Шрифт:
Интервал:
Закладка:
А на дворе с небольшой метели началась настоящая вьюга, тогда решено было движение прекратить и тут же разбить палатку, к которой подтащили мешок с начальником. Он с трудом влез в палатку, где сейчас же начали растирать его ноги спиртом, Сегодня начальник настолько слаб, что даже перестал записывать метеорологические наблюдения и также перестал писать свой дневник.
18 февраля. Мороз до -41°. Встали в 10 часов утра, хотя проснулись в 6 часов, На дворе снежная буря, двигаться вперед невозможно, К тому же здоровье начальника почти безнадежное, и одного часа за ночь не пришлось уснуть, так как начальник ежеминутно жалуется на ужасный холод в ногах И невозможность и тяжесть дыхания, Когда я сварил чай, то почти со слезами уговорил начальника выпить две чашки молочной муки «Нестле», это кроме компота, сваренного три дня тому назад. Начальник ничего не ест. После этой еды опять залезли в мешок, но не пришлось в нем пробыть и одного часу, так как начальнику стало невыносимо тяжело дышать и холодно, Я скоро зажег примус, а Пустошный пошел засыпать палатку снегом, так как такой вьюги с -35° до -41° мороза еще не было. Оставшись в палатке, я предложил начальнику чего-либо поесть и получил на все отказ. Предложил наконец имеющуюся полукоробку осетрины или же коробку Вихоревых консервов, гороху, на что начальник изъявил желание. Тогда я велел Пустотному достать все сказанное, а сам начал варить начальнику шоколад. Но Пустошный достал только осетрину, а гороху достать не мог, и так как он работал при бешеной буре с -38° мороза, у него пошла кровь из носа и изо рта, после чего он залез в палатку отогреваться. Я же начал отогревать замерзшую баночку осетрины, и когда еда была готова, то, не имея никакого понятия в болезни, а зная, что больным дают коньяк, я предложил начальнику рюмку коньяку для возбуждения аппетита. Когда начальник выпил, то тут же я испугался до невозможности, так как моментально начальнику стало плохо. К счастью, это скоро прошло. И тогда начальник изъявил желание съесть осетрины. Чайной ложкой я начал кормить начальника, и около половины полукоробки осетрины начальник съел. Затем выпил чашку шоколада и с трудом залез в спальный мешок. Вскоре из мешка начальник вылез и сел около горящего примуса, охая и тяжело дыша. Пульс, он говорит, уже несколько дней бьется от 110 до 120 раз в минуту, и временами уже он теряет сознание. Сегодня же у меня начало зарождаться сомнение в успехе нашего предприятия, а как сразу все хорошо было. 35-градусные морозы для нас было ничто, так как все мы трое во главе с начальником лично сознавали великое значение путешествия к полюсу и также все трое и мысли не допускали, что в выносливости против бывших до нас путешественников в полярных странах мы окажемся слабее. Проклятая же болезнь может изменить все дело.
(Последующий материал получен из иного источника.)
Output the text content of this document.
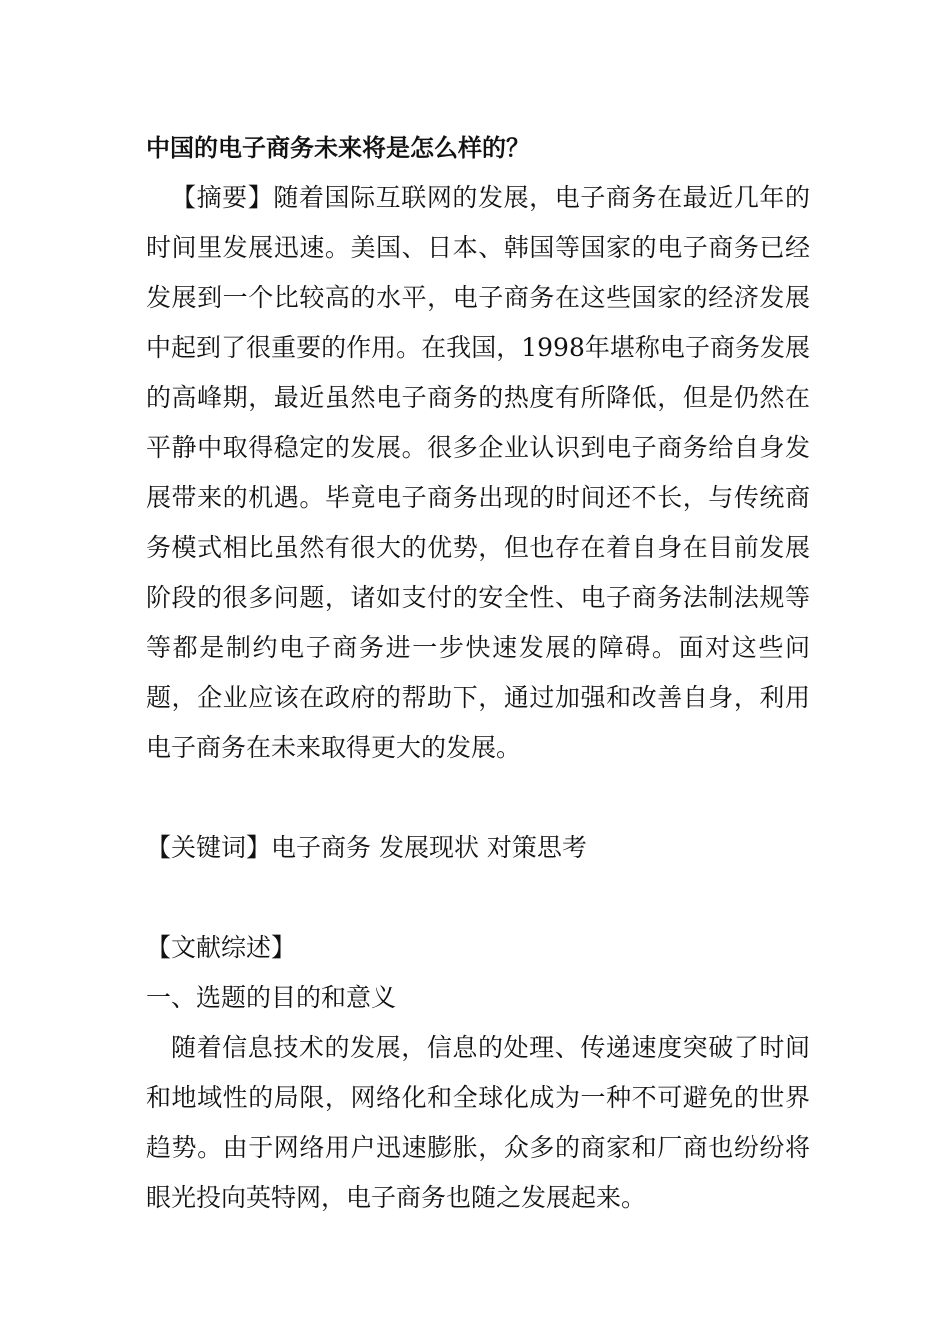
中国的电子商务未来将是怎么样的？

【摘要】随着国际互联网的发展，电子商务在最近几年的时间里发展迅速。美国、日本、韩国等国家的电子商务已经发展到一个比较高的水平，电子商务在这些国家的经济发展中起到了很重要的作用。在我国，1998年堪称电子商务发展的高峰期，最近虽然电子商务的热度有所降低，但是仍然在平静中取得稳定的发展。很多企业认识到电子商务给自身发展带来的机遇。毕竟电子商务出现的时间还不长，与传统商务模式相比虽然有很大的优势，但也存在着自身在目前发展阶段的很多问题，诸如支付的安全性、电子商务法制法规等等都是制约电子商务进一步快速发展的障碍。面对这些问题，企业应该在政府的帮助下，通过加强和改善自身，利用电子商务在未来取得更大的发展。

【关键词】电子商务 发展现状 对策思考

【文献综述】

一、选题的目的和意义

随着信息技术的发展，信息的处理、传递速度突破了时间和地域性的局限，网络化和全球化成为一种不可避免的世界趋势。由于网络用户迅速膨胀，众多的商家和厂商也纷纷将眼光投向英特网，电子商务也随之发展起来。
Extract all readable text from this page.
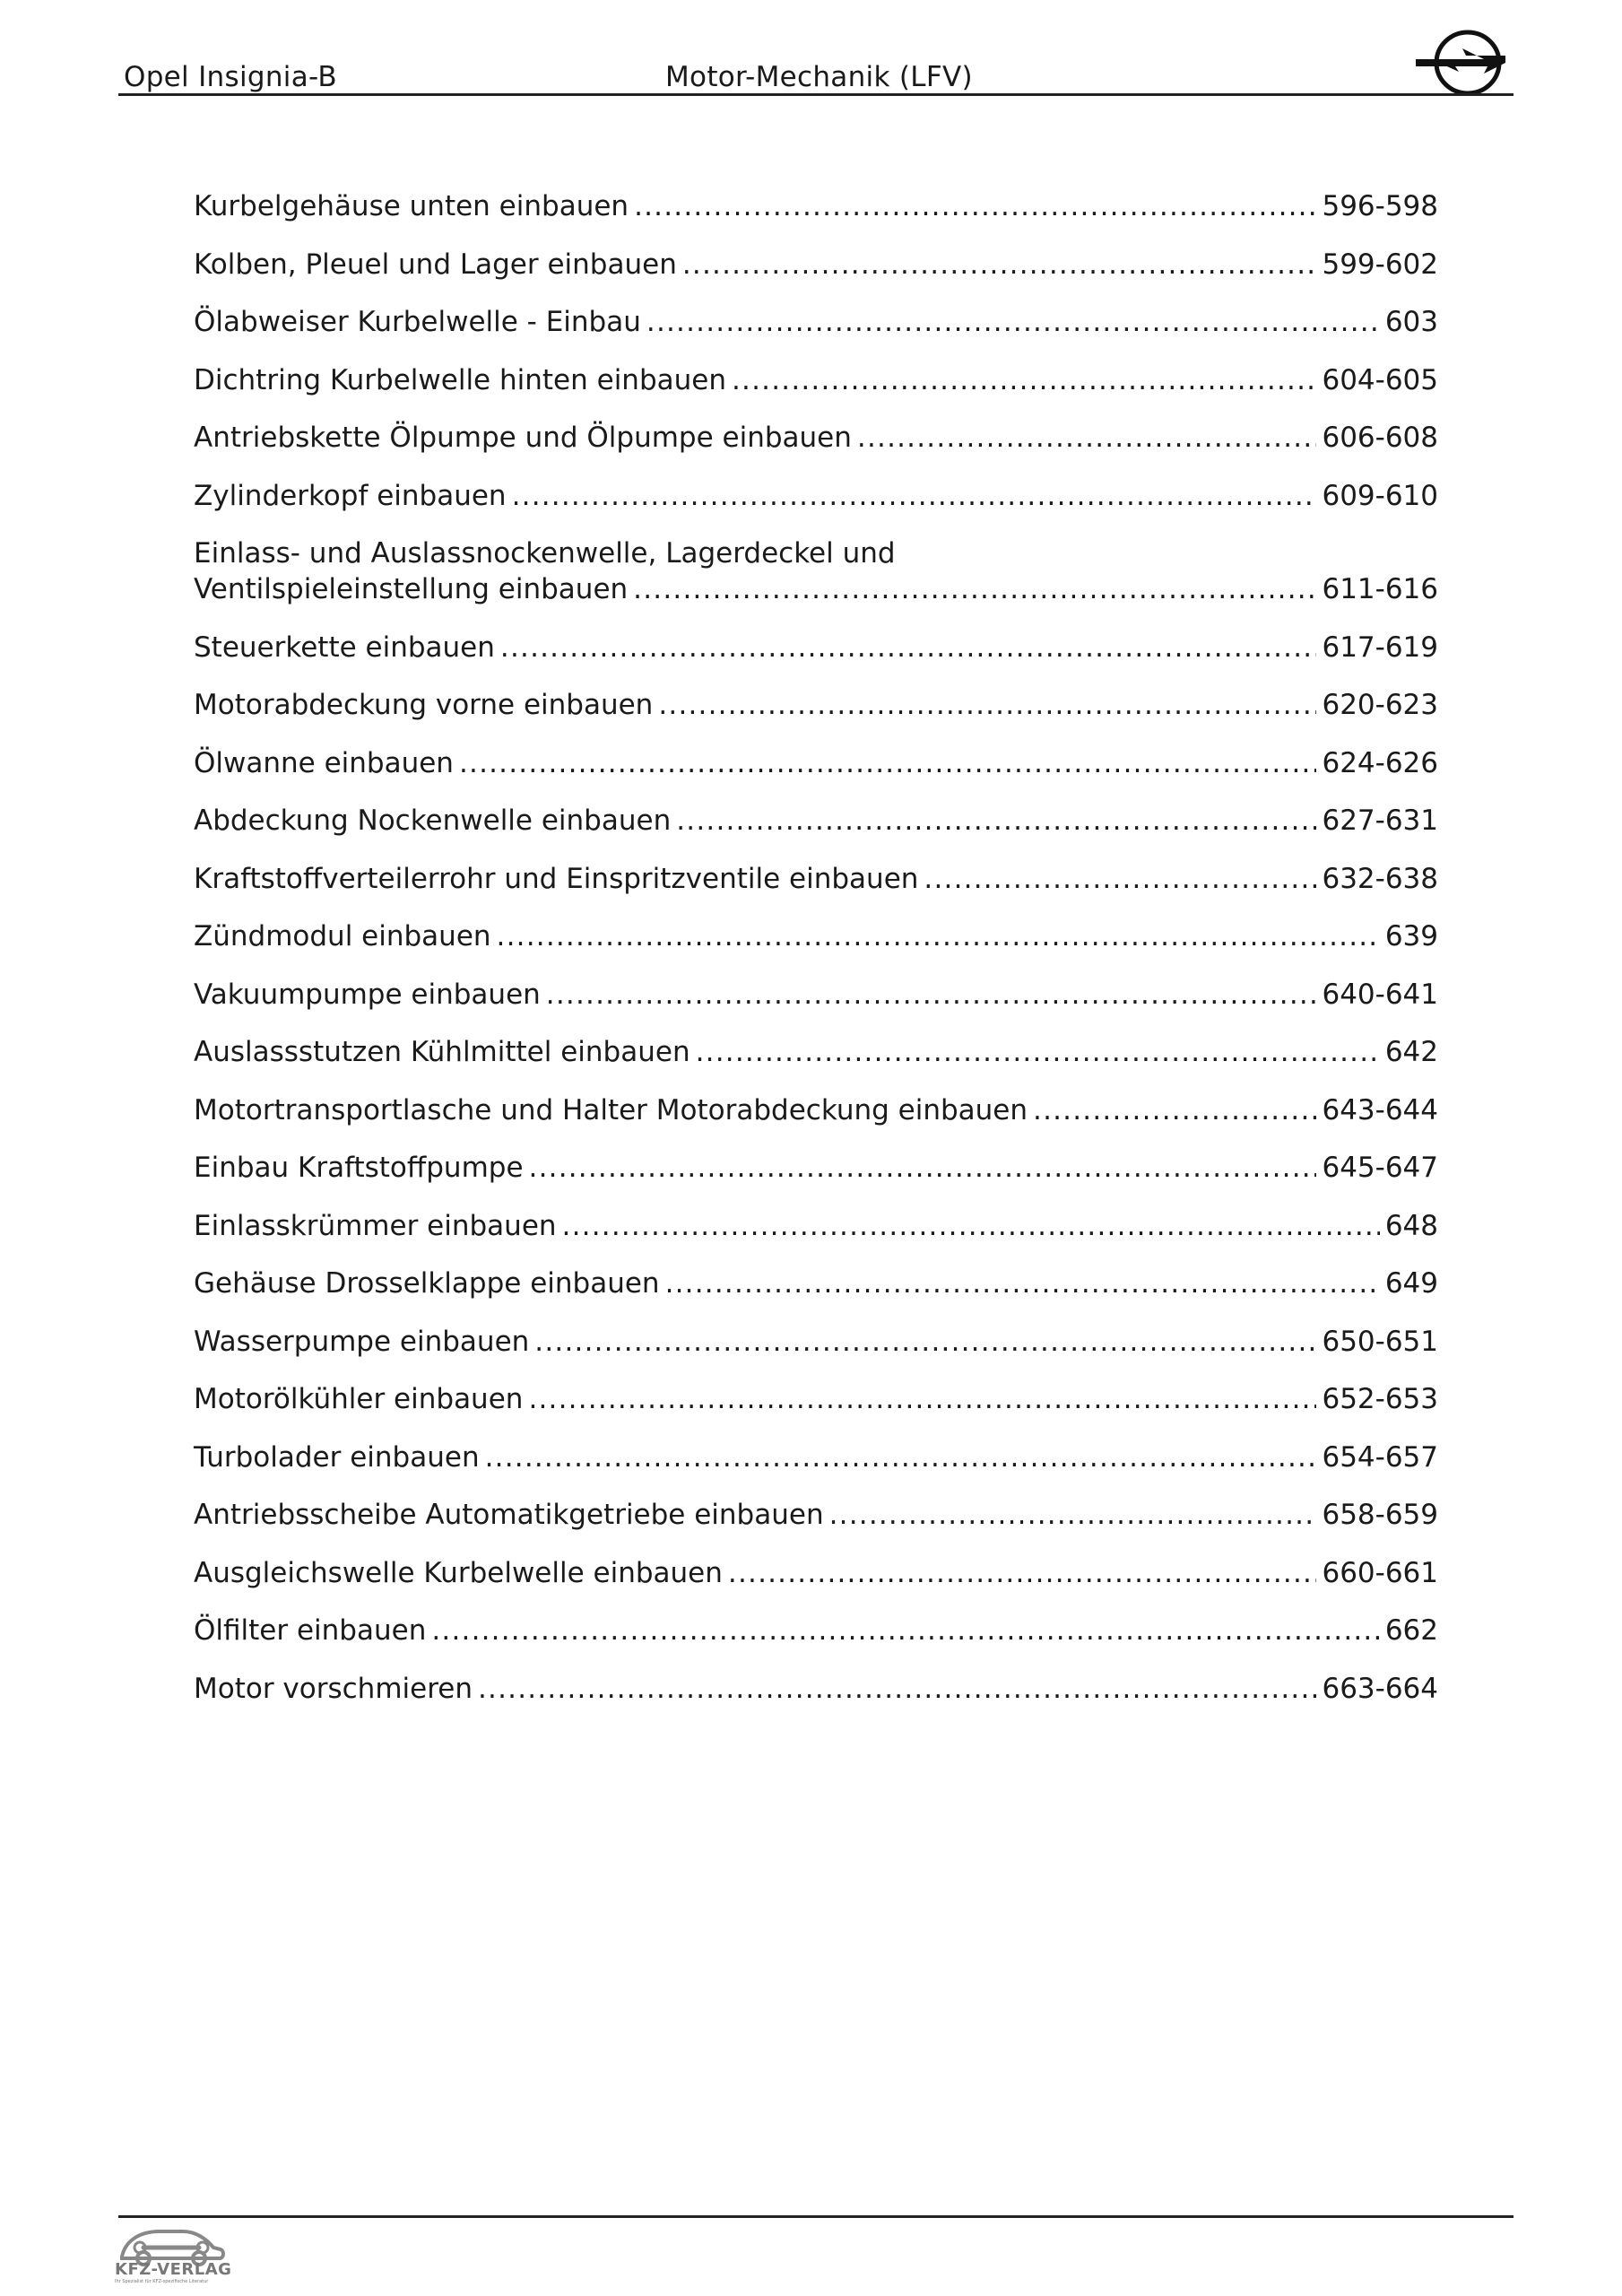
Opel Insignia-B	Motor-Mechanik (LFV)
Kurbelgehäuse unten einbauen .....	596-598
Kolben, Pleuel und Lager einbauen .....	599-602
Ölabweiser Kurbelwelle - Einbau .....	603
Dichtring Kurbelwelle hinten einbauen .....	604-605
Antriebskette Ölpumpe und Ölpumpe einbauen .....	606-608
Zylinderkopf einbauen .....	609-610
Einlass- und Auslassnockenwelle, Lagerdeckel und
Ventilspieleinstellung einbauen .....	611-616
Steuerkette einbauen .....	617-619
Motorabdeckung vorne einbauen .....	620-623
Ölwanne einbauen .....	624-626
Abdeckung Nockenwelle einbauen .....	627-631
Kraftstoffverteilerrohr und Einspritzventile einbauen .....	632-638
Zündmodul einbauen .....	639
Vakuumpumpe einbauen .....	640-641
Auslassstutzen Kühlmittel einbauen .....	642
Motortransportlasche und Halter Motorabdeckung einbauen .....	643-644
Einbau Kraftstoffpumpe .....	645-647
Einlasskrümmer einbauen .....	648
Gehäuse Drosselklappe einbauen .....	649
Wasserpumpe einbauen .....	650-651
Motorölkühler einbauen .....	652-653
Turbolader einbauen .....	654-657
Antriebsscheibe Automatikgetriebe einbauen .....	658-659
Ausgleichswelle Kurbelwelle einbauen .....	660-661
Ölfilter einbauen .....	662
Motor vorschmieren .....	663-664
KFZ-VERLAG
Ihr Spezialist für KFZ-spezifische Literatur
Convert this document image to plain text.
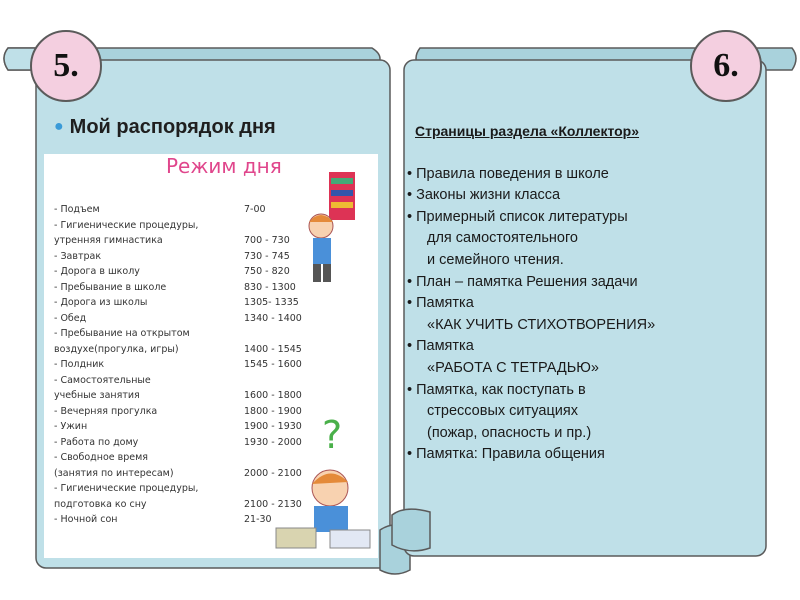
5.	6.
● Мой распорядок дня
Режим дня
?
- Подъем	7-00
- Гигиенические процедуры,
утренняя гимнастика	700 - 730
- Завтрак	730 - 745
- Дорога в школу	750 - 820
- Пребывание в школе	830 - 1300
- Дорога из школы	1305- 1335
- Обед	1340 - 1400
- Пребывание на открытом
воздухе(прогулка, игры)	1400 - 1545
- Полдник	1545 - 1600
- Самостоятельные
учебные занятия	1600 - 1800
- Вечерняя прогулка	1800 - 1900
- Ужин	1900 - 1930
- Работа по дому	1930 - 2000
- Свободное время
(занятия по интересам)	2000 - 2100
- Гигиенические процедуры,
подготовка ко сну	2100 - 2130
- Ночной сон	21-30
Страницы раздела «Коллектор»
• Правила поведения в школе
• Законы жизни класса
• Примерный список литературы
для самостоятельного
и семейного чтения.
• План – памятка Решения задачи
• Памятка
«КАК УЧИТЬ СТИХОТВОРЕНИЯ»
• Памятка
«РАБОТА С ТЕТРАДЬЮ»
• Памятка, как поступать в
стрессовых ситуациях
(пожар, опасность и пр.)
• Памятка: Правила общения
С 18 до 19 февраля всю ночь о сне никто и не думал, так как ежеминутно начальник терял сознание. Все время горит примус, и мы растираем спиртом ноги и грудь начальника, но облегчения никакого не получается, и, видимо, болезнь принимает опасный оборот. Боюсь, чтобы все не кончилось печально. Бешеная вьюга и мороз ничуть не уменьшаются, что приносит особенные страдания и без того тяжело больному начальнику. Примус горит без остановки, сжигая до 10 фунтов керосина в сутки, и перерыв горения делается только при наливании керосина. Сейчас начали третий и последний пуд керосина, надеясь все пополнить на зимовке герцога Аббруццкого, и, не дай бог, если там не окажется горючего материала, тогда нам не будет топлива к полюсу, а самое для нас страшное — это то, что нечем будет поддерживать температуру для лечения больного нашего начальника.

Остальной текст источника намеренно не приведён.